The Benefits of Specialty Certification

One practice owner boosts her career and her practice with a specialty certification in pediatric audiology

I have been an audiologist for much longer than I care to admit, and started out as a “jack of all trades”– seeing patients of all ages, providing a variety of diagnostic services, and fitting hearing aids to primarily adult patients. Early in my career, I developed a strong interest in working with children with hearing loss and their families. While I had some opportunities to provide this service over the years, I did not begin to exclusively see children until a job change in 2005 led me to an exclusively pediatric position. I was excited for this change as my passion and desire to become a pediatric audiologist had blossomed significantly, and my caseload had shifted in this direction naturally over time along with my interests.

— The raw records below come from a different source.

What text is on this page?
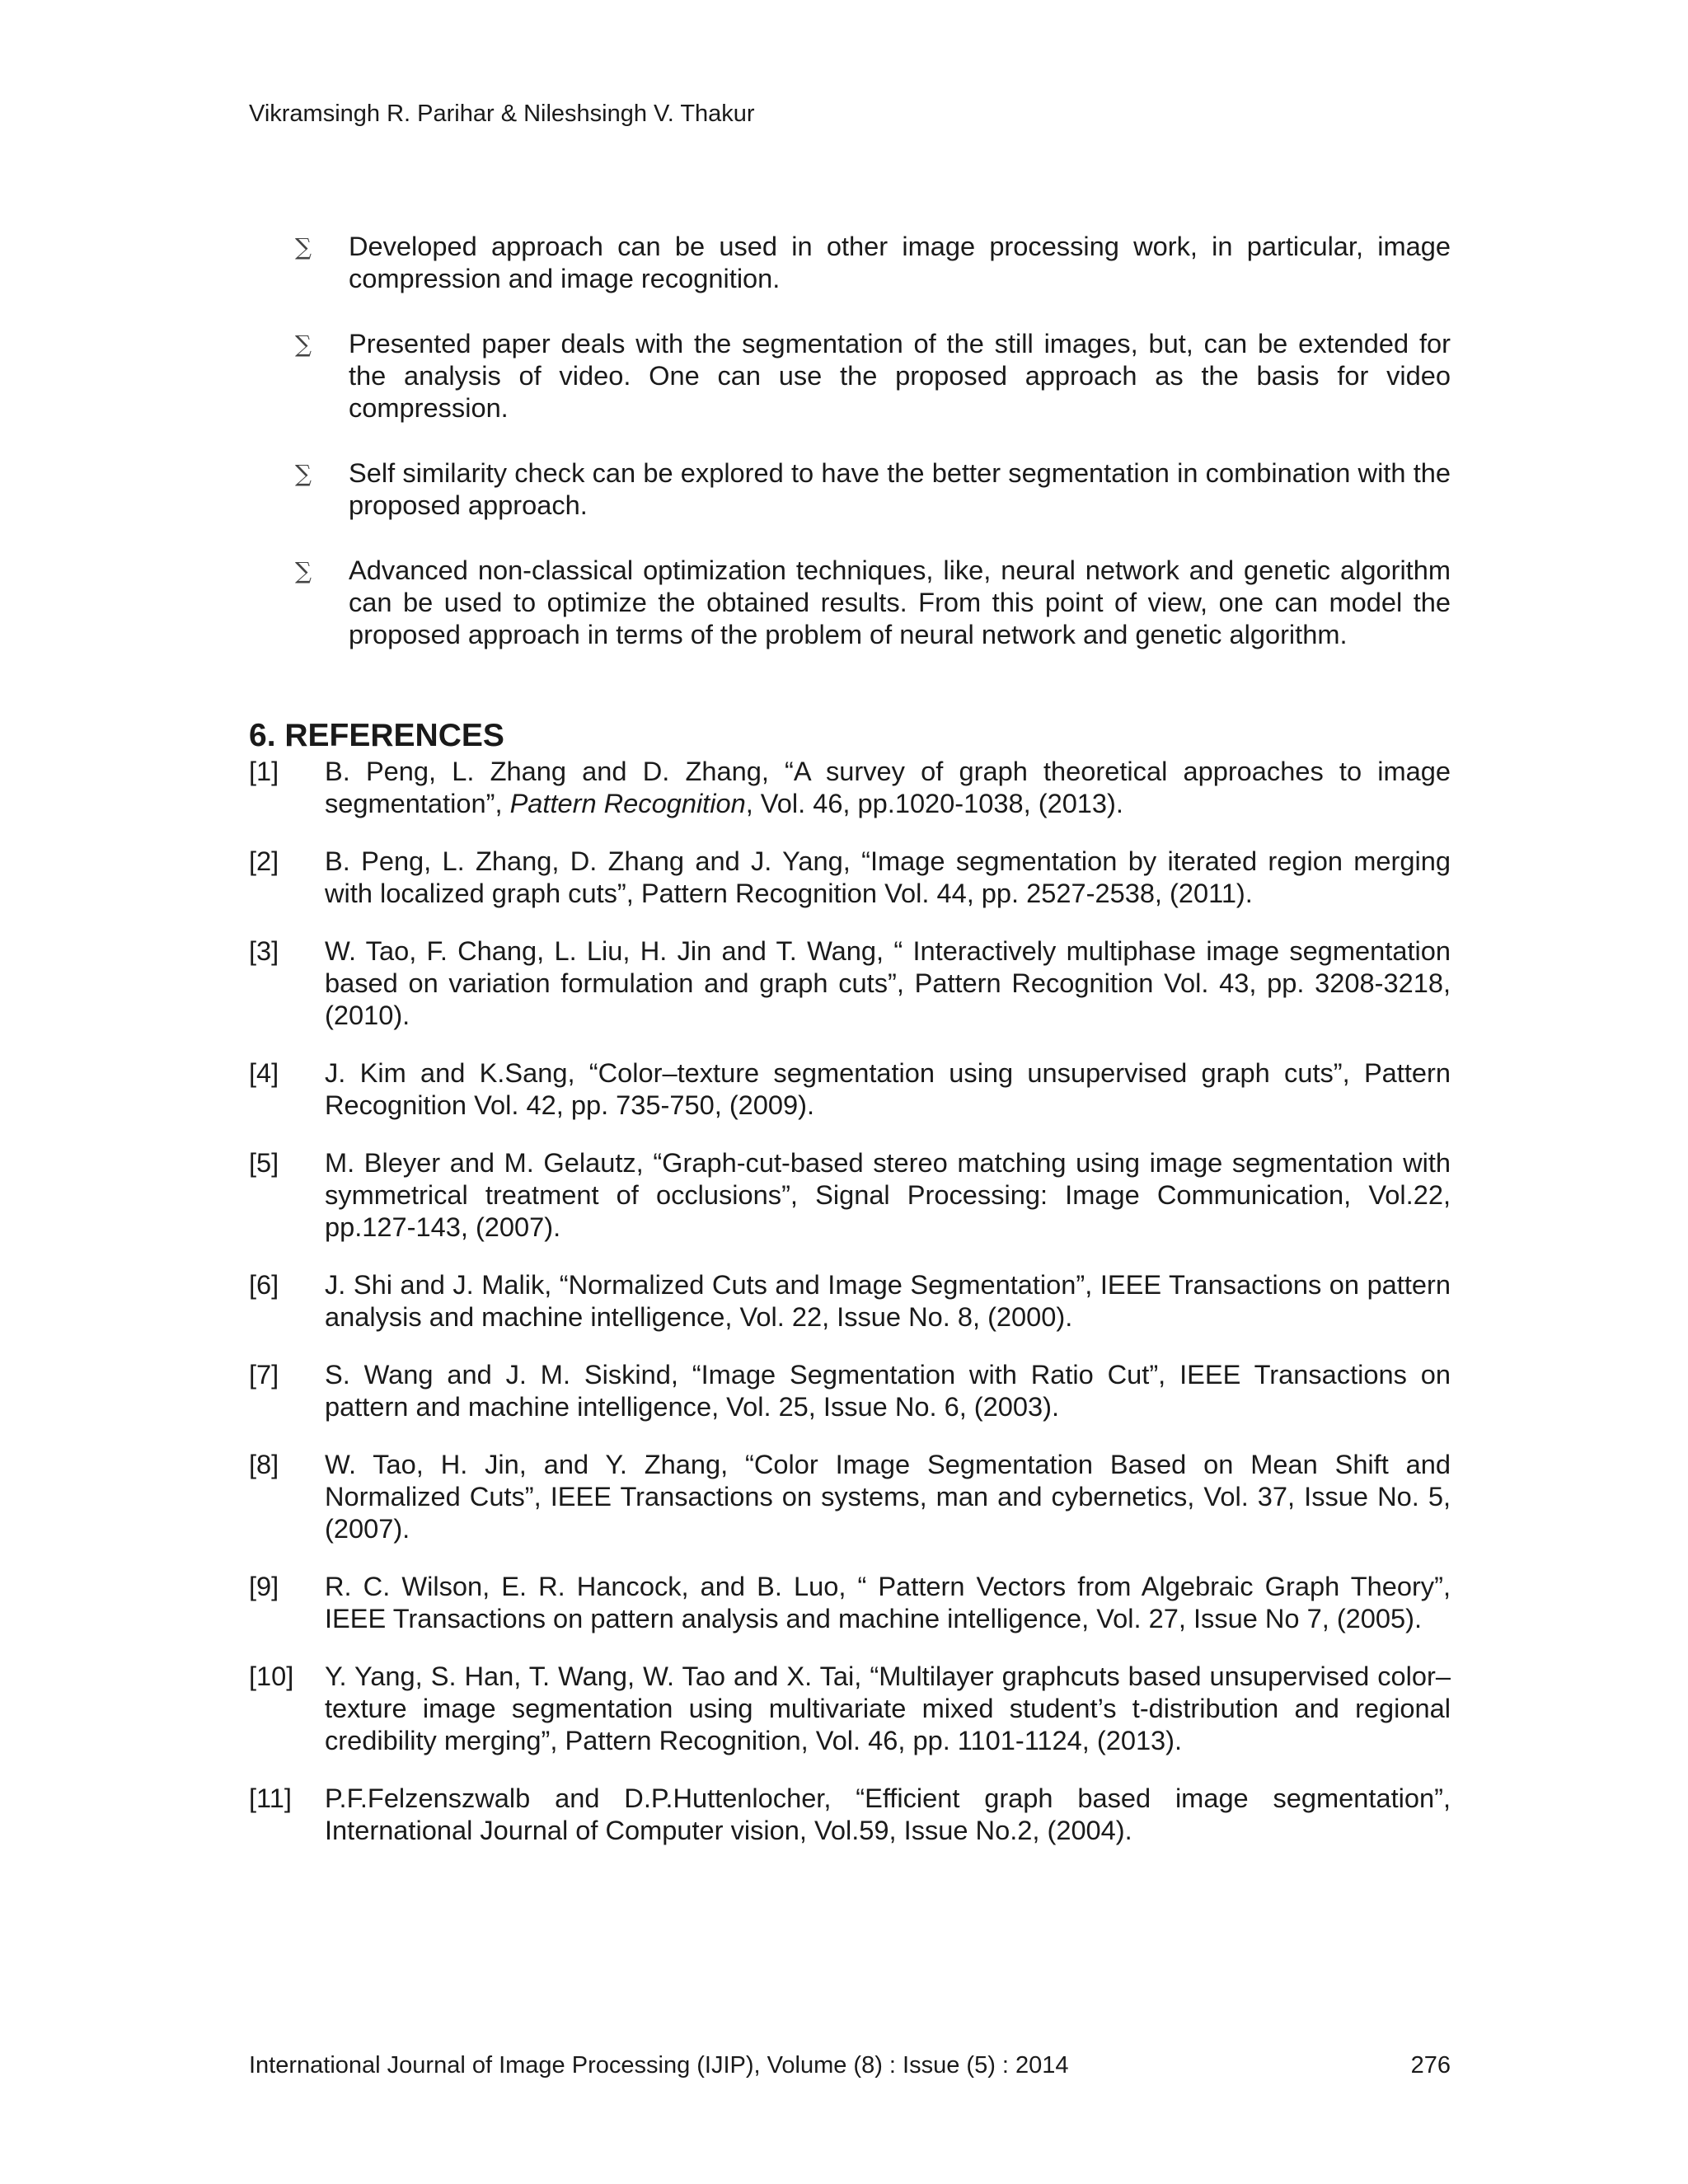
Vikramsingh R. Parihar & Nileshsingh V. Thakur
∑ Developed approach can be used in other image processing work, in particular, image compression and image recognition.
∑ Presented paper deals with the segmentation of the still images, but, can be extended for the analysis of video. One can use the proposed approach as the basis for video compression.
∑ Self similarity check can be explored to have the better segmentation in combination with the proposed approach.
∑ Advanced non-classical optimization techniques, like, neural network and genetic algorithm can be used to optimize the obtained results. From this point of view, one can model the proposed approach in terms of the problem of neural network and genetic algorithm.
6. REFERENCES
[1] B. Peng, L. Zhang and D. Zhang, “A survey of graph theoretical approaches to image segmentation”, Pattern Recognition, Vol. 46, pp.1020-1038, (2013).
[2] B. Peng, L. Zhang, D. Zhang and J. Yang, “Image segmentation by iterated region merging with localized graph cuts”, Pattern Recognition Vol. 44, pp. 2527-2538, (2011).
[3] W. Tao, F. Chang, L. Liu, H. Jin and T. Wang, “ Interactively multiphase image segmentation based on variation formulation and graph cuts”, Pattern Recognition Vol. 43, pp. 3208-3218, (2010).
[4] J. Kim and K.Sang, “Color–texture segmentation using unsupervised graph cuts”, Pattern Recognition Vol. 42, pp. 735-750, (2009).
[5] M. Bleyer and M. Gelautz, “Graph-cut-based stereo matching using image segmentation with symmetrical treatment of occlusions”, Signal Processing: Image Communication, Vol.22, pp.127-143, (2007).
[6] J. Shi and J. Malik, “Normalized Cuts and Image Segmentation”, IEEE Transactions on pattern analysis and machine intelligence, Vol. 22, Issue No. 8, (2000).
[7] S. Wang and J. M. Siskind, “Image Segmentation with Ratio Cut”, IEEE Transactions on pattern and machine intelligence, Vol. 25, Issue No. 6, (2003).
[8] W. Tao, H. Jin, and Y. Zhang, “Color Image Segmentation Based on Mean Shift and Normalized Cuts”, IEEE Transactions on systems, man and cybernetics, Vol. 37, Issue No. 5, (2007).
[9] R. C. Wilson, E. R. Hancock, and B. Luo, “ Pattern Vectors from Algebraic Graph Theory”, IEEE Transactions on pattern analysis and machine intelligence, Vol. 27, Issue No 7, (2005).
[10] Y. Yang, S. Han, T. Wang, W. Tao and X. Tai, “Multilayer graphcuts based unsupervised color–texture image segmentation using multivariate mixed student’s t-distribution and regional credibility merging”, Pattern Recognition, Vol. 46, pp. 1101-1124, (2013).
[11] P.F.Felzenszwalb and D.P.Huttenlocher, “Efficient graph based image segmentation”, International Journal of Computer vision, Vol.59, Issue No.2, (2004).
International Journal of Image Processing (IJIP), Volume (8) : Issue (5) : 2014	276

This job change placed me in a university setting where I was not only providing pediatric audiology services, but teaching AuD students to provide best practice services and interventions. It became clear that “pediatric audiology” meant different things to different providers. We worked hard as a faculty to impart the need to adhere to guidelines published by our professional organizations, but our students would report that these procedures were not consistent across their clinical placements and 4th year sites. In addition, we had the task of teaching our students that good pediatric audiology was not strictly about audiology. We function as case managers, make referrals to other healthcare providers, help parents deal with their emotions when their child is diagnosed, advocate for educational services for our patients, help families find funding for devices … the list is endless.

The scope of knowledge that is required to care for kids with hearing loss is immense. As I branched out and ultimately started a non-profit pediatric audiology practice on my own, the need for quality audiology services for children remained apparent. Kids are not little adults, and the skill set required to take care of their hearing needs is completely different. Until recently, there was no mechanism in place to ensure that providers have the knowledge to take care of this very special population.

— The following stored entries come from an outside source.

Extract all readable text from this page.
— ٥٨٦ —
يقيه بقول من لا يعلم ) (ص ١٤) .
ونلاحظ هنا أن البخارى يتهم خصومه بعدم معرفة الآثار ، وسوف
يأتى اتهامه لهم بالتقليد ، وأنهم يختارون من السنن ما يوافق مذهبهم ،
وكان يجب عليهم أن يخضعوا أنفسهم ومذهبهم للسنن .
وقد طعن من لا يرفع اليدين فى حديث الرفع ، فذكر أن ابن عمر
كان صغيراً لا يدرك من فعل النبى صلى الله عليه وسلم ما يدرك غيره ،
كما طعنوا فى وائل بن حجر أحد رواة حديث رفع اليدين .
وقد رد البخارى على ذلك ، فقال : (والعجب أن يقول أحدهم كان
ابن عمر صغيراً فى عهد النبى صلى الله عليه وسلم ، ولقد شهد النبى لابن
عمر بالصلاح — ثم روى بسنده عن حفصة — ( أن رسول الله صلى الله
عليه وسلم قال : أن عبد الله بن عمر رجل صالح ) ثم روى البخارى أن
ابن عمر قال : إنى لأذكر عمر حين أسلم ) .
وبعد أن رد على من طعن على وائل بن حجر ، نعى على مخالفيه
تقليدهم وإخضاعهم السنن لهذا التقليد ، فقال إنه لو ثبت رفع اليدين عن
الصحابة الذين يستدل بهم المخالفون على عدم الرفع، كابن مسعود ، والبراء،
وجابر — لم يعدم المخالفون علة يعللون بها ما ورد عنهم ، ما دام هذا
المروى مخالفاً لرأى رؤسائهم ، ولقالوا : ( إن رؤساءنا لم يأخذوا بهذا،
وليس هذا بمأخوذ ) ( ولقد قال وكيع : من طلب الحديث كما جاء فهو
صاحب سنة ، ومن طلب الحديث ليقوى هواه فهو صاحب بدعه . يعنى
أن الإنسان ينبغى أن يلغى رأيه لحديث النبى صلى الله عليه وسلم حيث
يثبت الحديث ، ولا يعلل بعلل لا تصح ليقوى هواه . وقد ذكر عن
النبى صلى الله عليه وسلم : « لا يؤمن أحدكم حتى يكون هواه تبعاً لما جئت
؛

In 2011, the American Board of Audiology introduced the Pediatric Audiology Specialty Certification, or the PASC. This came on the heels of a successful implementation of a specialty certification for cochlear implants. I was pleased that a group of experts in pediatric audiology had come together to develop a standard for what pediatric audiologists need to know, and contemplated taking the exam for a couple of years. I wanted a way to measure my own knowledge, and take a look at areas where I could improve. I finally decided to apply for the examination in 2013, and I’m happy to say that I passed! That said, the examination was more challenging that I expected. I did have to take some time to prepare by reviewing information from study materials suggested by the American Board of Audiology. For example, one area that I had to study and review a bit was classroom acoustics – as a clinic-based audiologist, I haven’t had to apply this information recently. I would encourage anyone taking the examination to use the list of suggested study materials and review the information, as all the listed areas are represented on the test.

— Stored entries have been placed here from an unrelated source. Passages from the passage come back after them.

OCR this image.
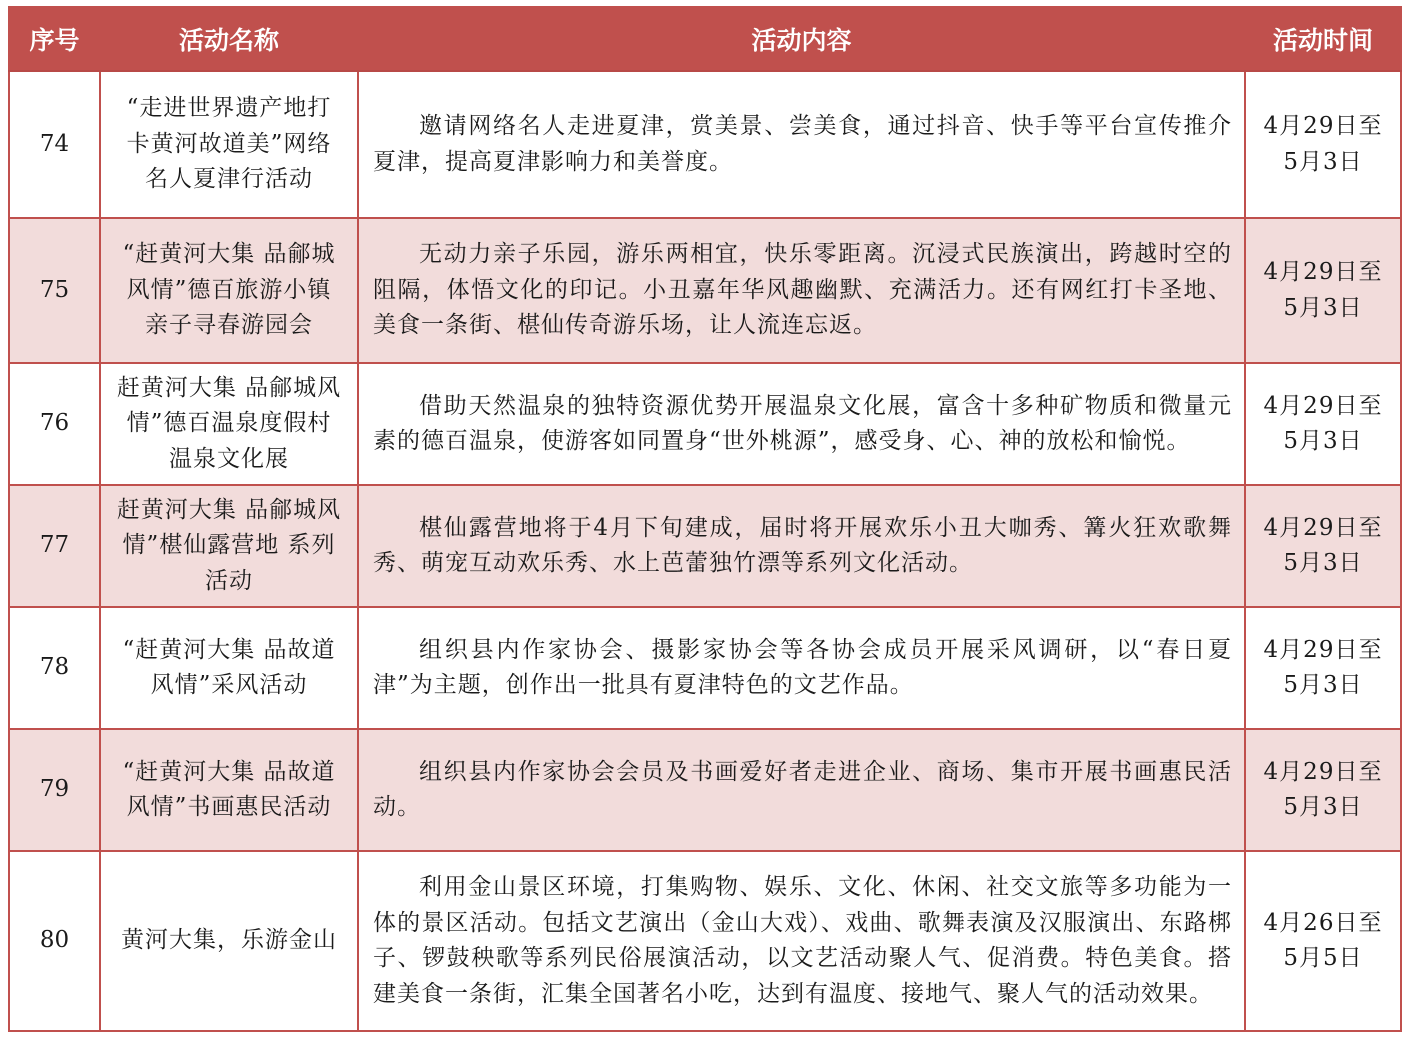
序号	活动名称	活动内容	活动时间
74	“走进世界遗产地打卡黄河故道美”网络名人夏津行活动	邀请网络名人走进夏津，赏美景、尝美食，通过抖音、快手等平台宣传推介夏津，提高夏津影响力和美誉度。	4月29日至
5月3日

75	“赶黄河大集 品鄃城风情”德百旅游小镇亲子寻春游园会	无动力亲子乐园，游乐两相宜，快乐零距离。沉浸式民族演出，跨越时空的阻隔，体悟文化的印记。小丑嘉年华风趣幽默、充满活力。还有网红打卡圣地、美食一条街、椹仙传奇游乐场，让人流连忘返。	4月29日至
5月3日

76	赶黄河大集 品鄃城风情”德百温泉度假村温泉文化展	借助天然温泉的独特资源优势开展温泉文化展，富含十多种矿物质和微量元素的德百温泉，使游客如同置身“世外桃源”，感受身、心、神的放松和愉悦。	4月29日至
5月3日

77	赶黄河大集 品鄃城风情”椹仙露营地 系列活动	椹仙露营地将于4月下旬建成，届时将开展欢乐小丑大咖秀、篝火狂欢歌舞秀、萌宠互动欢乐秀、水上芭蕾独竹漂等系列文化活动。	4月29日至
5月3日

78	“赶黄河大集 品故道风情”采风活动	组织县内作家协会、摄影家协会等各协会成员开展采风调研，以“春日夏津”为主题，创作出一批具有夏津特色的文艺作品。	4月29日至
5月3日

79	“赶黄河大集 品故道风情”书画惠民活动	组织县内作家协会会员及书画爱好者走进企业、商场、集市开展书画惠民活动。	4月29日至
5月3日

80	黄河大集，乐游金山	利用金山景区环境，打集购物、娱乐、文化、休闲、社交文旅等多功能为一体的景区活动。包括文艺演出（金山大戏）、戏曲、歌舞表演及汉服演出、东路梆子、锣鼓秧歌等系列民俗展演活动，以文艺活动聚人气、促消费。特色美食。搭建美食一条街，汇集全国著名小吃，达到有温度、接地气、聚人气的活动效果。	4月26日至
5月5日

I have always prided myself on maintaining current knowledge and providing top quality services, and now there is a mechanism in place to demonstrate my commitment to providing the best possible care for my patients. In addition to completing specific continuing education requirements in pediatric audiology and ethics, I will also have to recertify every nine years by retaking an exam that has been updated to reflect changes in best practice guidelines.

I took the exam initially as a yardstick to measure my own performance. However, I have been surprised at how well the PASC has been received in the medical community and among families of children needing services. My practice notified all local pediatricians, as well as other providers, about my new certification. We have gotten positive feedback from many referral sources, and gained some new ones in the process. Simply put, pediatricians and other referring providers want to ensure that their patients are receiving the best possible care from the most qualified professional. Other healthcare providers have a clear understanding of the rigor that is required to prepare for and pass a specialty certification exam, and having this certification has had an impact on referral patterns.

Our families are excited as well – they understand that when they walk into this office, they can expect to receive the highest standard of care. Some of our families even reported that they saw our PASC announcement posted at other healthcare offices! They are excited and proud that they are receiving services from a provider that has taken that extra step to demonstrate their knowledge, and commit to ongoing education. One other thing that we have learned is this: families of kids with hearing loss talk to each other. Word has gotten out about the certification, and it has already proven to be an asset for the practice.

The PASC demonstrates a commitment to excellence in pediatric audiology. I would encourage any audiologist that is committed to serving children to apply and sit for the examination. After taking the exam, you will receive a score report that outlines your performance in the following areas: Laws and Regulations, Hearing and Hearing loss, Child Development, Screening and Assessment Procedures, Counseling, Communication Enhancement Technology, and Habilitation/Rehabilitation Strategies. Even if you pass the examination, you will have an understanding of areas of relative “weakness” – which is a great professional development tool. I’m so excited to be the first recipient of the PASC in the state of Kentucky, and hope that my colleagues in pediatric audiology across the country will follow suit!